Ce qui fait que des couples ayant une stérilité médicale établie doivent attendre longtemps pour pouvoir espérer bénéficier de l’IAD. le délai actuel est d’environ 18 mois.

le coût varie selon les établissements et les dépassements d’honoraires éventuels. la fourchette est d’environ 100o à 1500 euros.

Une fois la procédure ouverte à toutes, comment va-t-on fixer les priorités ? Il faudra bien, si la pénurie dure, faire des choix.
Entre une stérilité médicale avérée et un désir d’enfant non rempli en raison de conditions autres que médicales, qui doit passer en première ?

Autre technique d’AMP, la fécondation in vitro ou FIV.

Elle fait appel à une technique beaucoup plus lourde, au cours de laquelle des ovocytes de la femme, après stimulation médicamenteuse ovarienne sont  recueillis par des techniques de ponction de l’ovaire , au moyen d’une sonde traversant la paroi du vagin sous repérage échographique.  Ils seront ensuite fécondés en laboratoire par des spermatozoïdes du conjoint ou d’un donneur.

 

Une fois fécondés, les ovocytes sont implantés dans l’utérus afin de se développer et de donner une grossesse.
Cette technique, assez lourde et pénible pour la femme en raison des stimulations ovariennes, est prise en charge par l’assurance-maladie dans la limite de quatre tentatives et pas au-delà de 43 ans pour la future mère.

Chaque cycle complet de FIV revient environ à 4000 euros, donc 16000 euros pour les quatre tentatives actuellement couvertes. Sans garantie de réussite, bien évidemment.

Prise en charge solidaire ou personnelle

Là se pose une question économique : face à ce qui n’est en aucun cas une ou une infertilité d’un des membres du couple, mais qui correspond à ce qu’on nomme désormais une « stérilité sociétale », qui doit payer les sommes impliquées dans la réalisation d’une procédure d’assistance une fois encore « médicale » ?

Est-ce un geste qui ne doit pas être pris en charge, créant de fait une distorsion et une inégalité entre les couples féminins en fonction de leurs revenus.
Faut-il moduler la prise en charge en fonction des ressources ?

Faut-il enfin faire supporter le coût à la collectivité ? Dans ce cas, comment expliquer alors que d’autres situations pathologiques soient moins bien prises en charge ? On ne coupera pas à des arguments concernant, par exemple, les soins dentaires ou la prise en charge des lunettes.
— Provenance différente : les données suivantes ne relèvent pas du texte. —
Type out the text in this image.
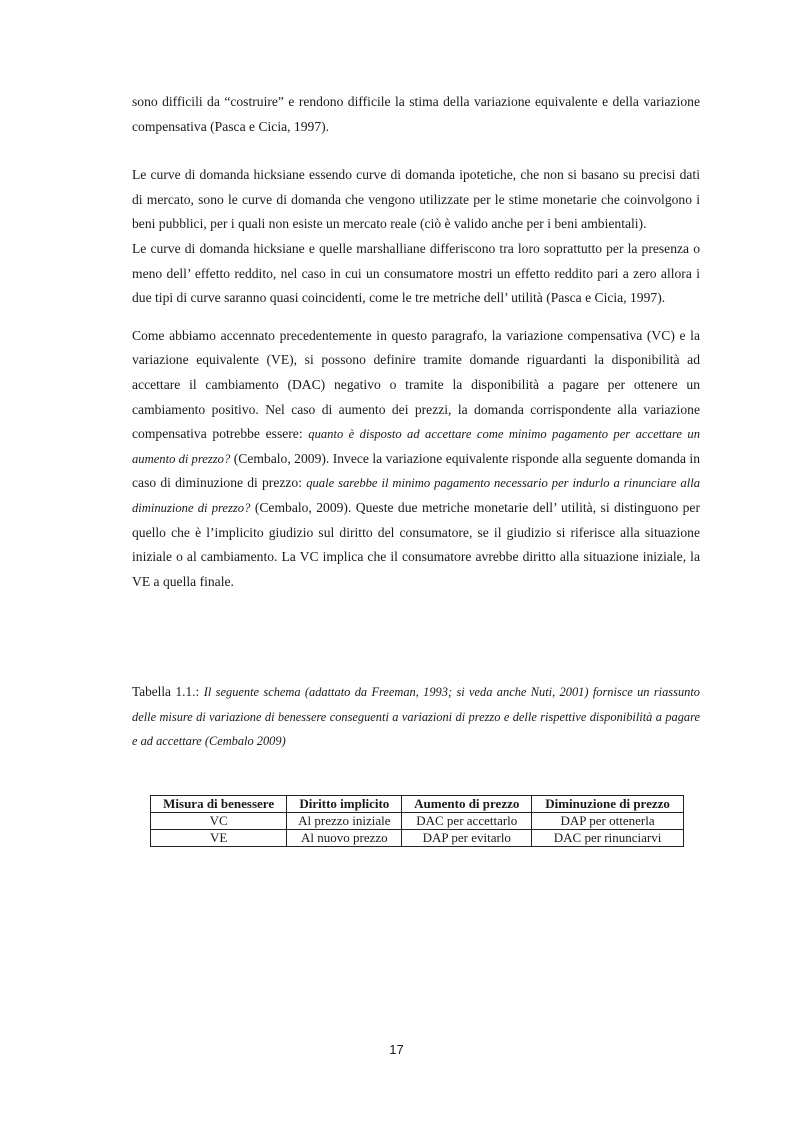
sono difficili da “costruire” e rendono difficile la stima della variazione equivalente e della variazione compensativa (Pasca e Cicia, 1997).

Le curve di domanda hicksiane essendo curve di domanda ipotetiche, che non si basano su precisi dati di mercato, sono le curve di domanda che vengono utilizzate per le stime monetarie che coinvolgono i beni pubblici, per i quali non esiste un mercato reale (ciò è valido anche per i beni ambientali).

Le curve di domanda hicksiane e quelle marshalliane differiscono tra loro soprattutto per la presenza o meno dell’ effetto reddito, nel caso in cui un consumatore mostri un effetto reddito pari a zero allora i due tipi di curve saranno quasi coincidenti, come le tre metriche dell’ utilità (Pasca e Cicia, 1997).

Come abbiamo accennato precedentemente in questo paragrafo, la variazione compensativa (VC) e la variazione equivalente (VE), si possono definire tramite domande riguardanti la disponibilità ad accettare il cambiamento (DAC) negativo o tramite la disponibilità a pagare per ottenere un cambiamento positivo. Nel caso di aumento dei prezzi, la domanda corrispondente alla variazione compensativa potrebbe essere: quanto è disposto ad accettare come minimo pagamento per accettare un aumento di prezzo? (Cembalo, 2009). Invece la variazione equivalente risponde alla seguente domanda in caso di diminuzione di prezzo: quale sarebbe il minimo pagamento necessario per indurlo a rinunciare alla diminuzione di prezzo? (Cembalo, 2009). Queste due metriche monetarie dell’ utilità, si distinguono per quello che è l’implicito giudizio sul diritto del consumatore, se il giudizio si riferisce alla situazione iniziale o al cambiamento. La VC implica che il consumatore avrebbe diritto alla situazione iniziale, la VE a quella finale.

Tabella 1.1.: Il seguente schema (adattato da Freeman, 1993; si veda anche Nuti, 2001) fornisce un riassunto delle misure di variazione di benessere conseguenti a variazioni di prezzo e delle rispettive disponibilità a pagare e ad accettare (Cembalo 2009)
Misura di benessere	Diritto implicito	Aumento di prezzo	Diminuzione di prezzo
VC	Al prezzo iniziale	DAC per accettarlo	DAP per ottenerla
VE	Al nuovo prezzo	DAP per evitarlo	DAC per rinunciarvi
17
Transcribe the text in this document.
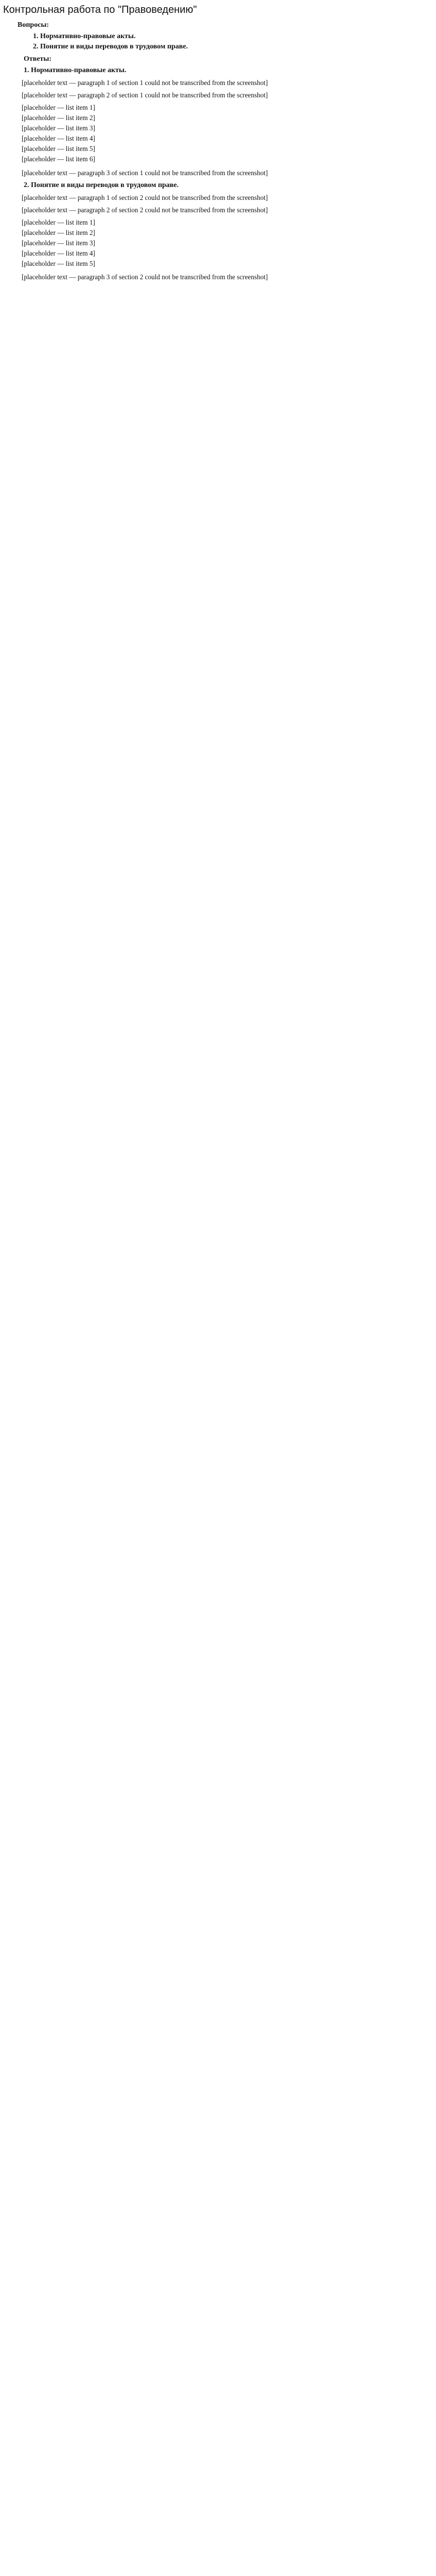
Контрольная работа по "Правоведению"
Вопросы:
1. Нормативно-правовые акты.
2. Понятие и виды переводов в трудовом праве.
Ответы:
1. Нормативно-правовые акты.

[placeholder text — paragraph 1 of section 1 could not be transcribed from the screenshot]

[placeholder text — paragraph 2 of section 1 could not be transcribed from the screenshot]

[placeholder — list item 1]
[placeholder — list item 2]
[placeholder — list item 3]
[placeholder — list item 4]
[placeholder — list item 5]
[placeholder — list item 6]

[placeholder text — paragraph 3 of section 1 could not be transcribed from the screenshot]

2. Понятие и виды переводов в трудовом праве.

[placeholder text — paragraph 1 of section 2 could not be transcribed from the screenshot]

[placeholder text — paragraph 2 of section 2 could not be transcribed from the screenshot]

[placeholder — list item 1]
[placeholder — list item 2]
[placeholder — list item 3]
[placeholder — list item 4]
[placeholder — list item 5]

[placeholder text — paragraph 3 of section 2 could not be transcribed from the screenshot]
A partir du moment où une technique, mise au point pour traiter une pathologie comme la stérilité de couple, devient une méthode pour répondre à une demande sociétale sans considération médicale, on ne peut éviter certains débats liés à notre système de prise en charge solidaire et aux choix à faire en situation de pénurie.

Les mentionner est une obligation et les réfuter au prétexte qu’ils vont à l’encontre des droits des personnes homosexuelles serait une erreur.

Il y a un vrai besoin de dialogue et d’explications plutôt que de voir s’affronter deux camps à coups d’insultes et d’anathèmes.